Через полчаса мать зачем-то вызвали из комнаты. Александр пришёл к Наденьке. Она встала и хотела идти.
– Надежда Александровна! – сказал он уныло, – подождите, уделите мне пять минут, не более.
– Я не могу слушать вас! – сказала она и пошла было прочь, – в последний раз вы были…
– Я был виноват тогда. Теперь буду говорить иначе, даю вам слово: вы не услышите ни одного упрёка. Не отказывайте мне, может быть, в последний раз. Объяснение необходимо: ведь вы мне позволили просить у маменьки вашей руки. После того случилось много такого… что… словом – мне надо повторить вопрос. Сядьте и продолжайте играть: маменька лучше не услышит; ведь это не в первый раз…
Она машинально повиновалась: слегка краснея, начала брать аккорды и в тревожном ожидании устремила на него взгляд.
– Куда же вы ушли, Александр Федорыч? – спросила мать, воротясь на своё место.
– Я хотел поговорить с Надеждой Александровной о… литературе, – отвечал он.
– Ну, поговорите, поговорите: в самом деле, давно вы не говорили.
– Отвечайте мне коротко и искренно на один только вопрос, – начал он вполголоса, – и наше объяснение сейчас кончится… Вы меня не любите более?
– Quelle idee![14] – отвечала она, смутившись, – вы знаете, как maman и я ценили всегда вашу дружбу… как были всегда рады вам…
Адуев посмотрел на неё и подумал: «Ты ли это, капризное, но искреннее дитя? эта шалунья, резвушка? Как скоро выучилась она притворяться? как быстро развились в ней женские инстинкты! Ужели милые капризы были зародышами лицемерия, хитрости?.. вот и без дядиной методы, а как проворно эта девушка образовалась в женщину! и всё в школе графа, и в какие-нибудь два, три месяца! О дядя, дядя! и в этом ты беспощадно прав!»
– Послушайте, – сказал он таким голосом, что маска вдруг слетела с притворщицы, – оставим маменьку в стороне: сделайтесь на минуту прежней Наденькой, когда вы немножко любили меня… и отвечайте прямо: мне это нужно знать, ей-богу, нужно.

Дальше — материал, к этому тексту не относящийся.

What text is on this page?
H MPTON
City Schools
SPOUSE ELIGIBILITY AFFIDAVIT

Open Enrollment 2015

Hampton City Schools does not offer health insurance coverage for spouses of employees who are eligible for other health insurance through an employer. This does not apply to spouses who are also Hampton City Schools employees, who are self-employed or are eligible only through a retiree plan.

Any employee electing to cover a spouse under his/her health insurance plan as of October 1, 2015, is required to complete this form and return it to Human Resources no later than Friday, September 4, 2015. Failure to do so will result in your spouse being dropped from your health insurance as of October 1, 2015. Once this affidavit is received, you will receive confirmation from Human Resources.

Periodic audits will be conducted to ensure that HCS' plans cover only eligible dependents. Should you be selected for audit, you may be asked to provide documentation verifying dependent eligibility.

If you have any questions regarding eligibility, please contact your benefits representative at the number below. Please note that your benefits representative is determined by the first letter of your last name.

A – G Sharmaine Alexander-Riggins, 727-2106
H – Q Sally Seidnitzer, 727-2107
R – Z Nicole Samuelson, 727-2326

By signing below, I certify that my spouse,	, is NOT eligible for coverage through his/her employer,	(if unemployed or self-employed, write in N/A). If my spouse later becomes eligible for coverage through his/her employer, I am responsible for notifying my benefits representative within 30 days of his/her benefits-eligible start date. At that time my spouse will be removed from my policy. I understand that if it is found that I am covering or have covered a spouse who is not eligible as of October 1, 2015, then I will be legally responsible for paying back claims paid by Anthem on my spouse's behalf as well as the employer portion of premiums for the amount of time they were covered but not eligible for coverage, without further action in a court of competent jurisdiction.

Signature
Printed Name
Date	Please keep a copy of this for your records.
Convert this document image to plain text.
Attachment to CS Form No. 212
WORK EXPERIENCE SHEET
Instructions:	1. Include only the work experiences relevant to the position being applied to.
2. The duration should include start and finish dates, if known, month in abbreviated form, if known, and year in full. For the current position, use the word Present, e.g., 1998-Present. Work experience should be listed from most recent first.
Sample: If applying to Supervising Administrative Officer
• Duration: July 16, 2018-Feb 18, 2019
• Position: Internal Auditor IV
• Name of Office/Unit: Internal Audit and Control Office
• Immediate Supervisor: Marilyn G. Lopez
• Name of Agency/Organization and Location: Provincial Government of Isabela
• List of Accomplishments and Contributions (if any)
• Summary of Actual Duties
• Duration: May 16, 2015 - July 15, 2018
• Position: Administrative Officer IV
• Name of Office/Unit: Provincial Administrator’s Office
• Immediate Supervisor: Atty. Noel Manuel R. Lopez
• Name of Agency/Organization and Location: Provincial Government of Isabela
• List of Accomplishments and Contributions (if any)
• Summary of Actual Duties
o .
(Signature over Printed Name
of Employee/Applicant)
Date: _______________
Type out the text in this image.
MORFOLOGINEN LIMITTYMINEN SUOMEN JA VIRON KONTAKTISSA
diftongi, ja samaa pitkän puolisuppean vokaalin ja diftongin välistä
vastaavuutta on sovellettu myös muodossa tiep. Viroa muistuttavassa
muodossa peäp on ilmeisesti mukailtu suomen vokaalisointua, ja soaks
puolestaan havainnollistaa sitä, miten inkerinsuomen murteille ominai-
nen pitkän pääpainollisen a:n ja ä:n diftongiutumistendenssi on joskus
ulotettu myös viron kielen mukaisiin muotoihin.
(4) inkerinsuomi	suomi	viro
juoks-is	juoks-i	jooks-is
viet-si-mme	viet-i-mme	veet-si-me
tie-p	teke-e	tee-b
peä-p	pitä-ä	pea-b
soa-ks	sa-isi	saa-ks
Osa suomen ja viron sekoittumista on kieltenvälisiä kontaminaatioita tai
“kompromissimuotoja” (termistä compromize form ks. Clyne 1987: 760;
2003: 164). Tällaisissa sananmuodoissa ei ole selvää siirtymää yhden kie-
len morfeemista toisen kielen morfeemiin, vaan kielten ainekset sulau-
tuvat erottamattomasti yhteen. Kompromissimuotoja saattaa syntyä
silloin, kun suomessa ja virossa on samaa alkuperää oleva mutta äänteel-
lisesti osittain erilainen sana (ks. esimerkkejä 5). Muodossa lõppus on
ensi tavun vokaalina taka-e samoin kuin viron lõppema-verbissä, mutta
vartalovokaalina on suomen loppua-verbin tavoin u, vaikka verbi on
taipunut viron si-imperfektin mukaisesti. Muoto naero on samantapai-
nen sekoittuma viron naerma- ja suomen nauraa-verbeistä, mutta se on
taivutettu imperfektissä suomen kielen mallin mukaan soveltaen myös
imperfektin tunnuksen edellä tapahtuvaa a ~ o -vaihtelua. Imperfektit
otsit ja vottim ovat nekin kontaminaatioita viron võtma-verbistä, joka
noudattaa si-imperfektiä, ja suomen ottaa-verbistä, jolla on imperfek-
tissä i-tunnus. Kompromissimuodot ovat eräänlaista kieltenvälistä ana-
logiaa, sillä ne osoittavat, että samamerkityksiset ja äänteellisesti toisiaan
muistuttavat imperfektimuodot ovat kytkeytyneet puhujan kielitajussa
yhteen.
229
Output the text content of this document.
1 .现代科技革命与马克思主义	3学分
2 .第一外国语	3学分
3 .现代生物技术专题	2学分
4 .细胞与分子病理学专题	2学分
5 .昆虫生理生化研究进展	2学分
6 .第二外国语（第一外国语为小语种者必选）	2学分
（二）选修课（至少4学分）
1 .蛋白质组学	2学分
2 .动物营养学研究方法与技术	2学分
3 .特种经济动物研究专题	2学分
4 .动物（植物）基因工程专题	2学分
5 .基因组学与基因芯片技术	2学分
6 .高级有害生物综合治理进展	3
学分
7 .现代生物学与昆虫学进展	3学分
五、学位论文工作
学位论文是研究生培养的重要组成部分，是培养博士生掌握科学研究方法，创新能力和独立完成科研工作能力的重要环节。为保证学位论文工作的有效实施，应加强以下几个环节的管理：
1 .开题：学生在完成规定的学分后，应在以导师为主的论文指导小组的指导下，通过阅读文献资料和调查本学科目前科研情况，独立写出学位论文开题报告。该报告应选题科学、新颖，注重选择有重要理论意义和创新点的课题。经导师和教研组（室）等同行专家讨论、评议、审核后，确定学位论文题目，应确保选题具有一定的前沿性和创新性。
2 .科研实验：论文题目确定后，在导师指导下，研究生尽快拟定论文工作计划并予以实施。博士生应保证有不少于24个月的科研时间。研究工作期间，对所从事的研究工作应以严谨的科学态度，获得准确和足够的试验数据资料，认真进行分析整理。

Она молчала, только переменила ноты и стала пристально рассматривать и разыгрывать какой-то трудный пассаж.
– Ну, хорошо, я изменю вопрос, – продолжал Адуев, – скажите, не заменил ли – не назову даже кто – просто, не заменил ли кто-нибудь меня в вашем сердце?..
Она сняла со свечки и долго поправляла светильню, но молчала.
– Отвечайте же, Надежда Александровна: одно слово избавит меня от муки, вас – от неприятного объяснения.
– Ах, боже мой, перестаньте! что я вам скажу? мне нечего сказать! – отвечала она, отворачиваясь от него.
Другой удовольствовался бы таким ответом и увидел бы, что ему не о чём больше хлопотать. Он понял бы всё из этой безмолвной, мучительной тоски, написанной и на лице её, проглядывавшей и в движениях. Но Адуеву было недовольно. Он, как палач, пытал свою жертву и сам был одушевлён каким-то диким, отчаянным желанием выпить чашу разом и до конца.
– Нет! – говорил он, – кончите эту пытку сегодня; сомнения, одно другого чернее, волнуют мой ум, рвут на части сердце. Я измучился; я думаю, у меня лопнет грудь от напряжения… мне нечем увериться в своих подозрениях; вы должны решить всё сами; иначе я никогда не успокоюсь.
Он смотрел на неё и ждал ответа. Она молчала.
– Сжальтесь надо мной! – начал он опять, – посмотрите на меня: похож ли я на себя? все пугаются меня, не узнают… все жалеют, вы одни только…
Точно: глаза его горели диким блеском. Он был худ, бледен, на лбу выступил крупный пот.
Она украдкою бросила на него взгляд, и во взгляде мелькнуло что-то похожее на сожаление. Она взяла его даже за руку, но тотчас же оставила её со вздохом и всё молчала.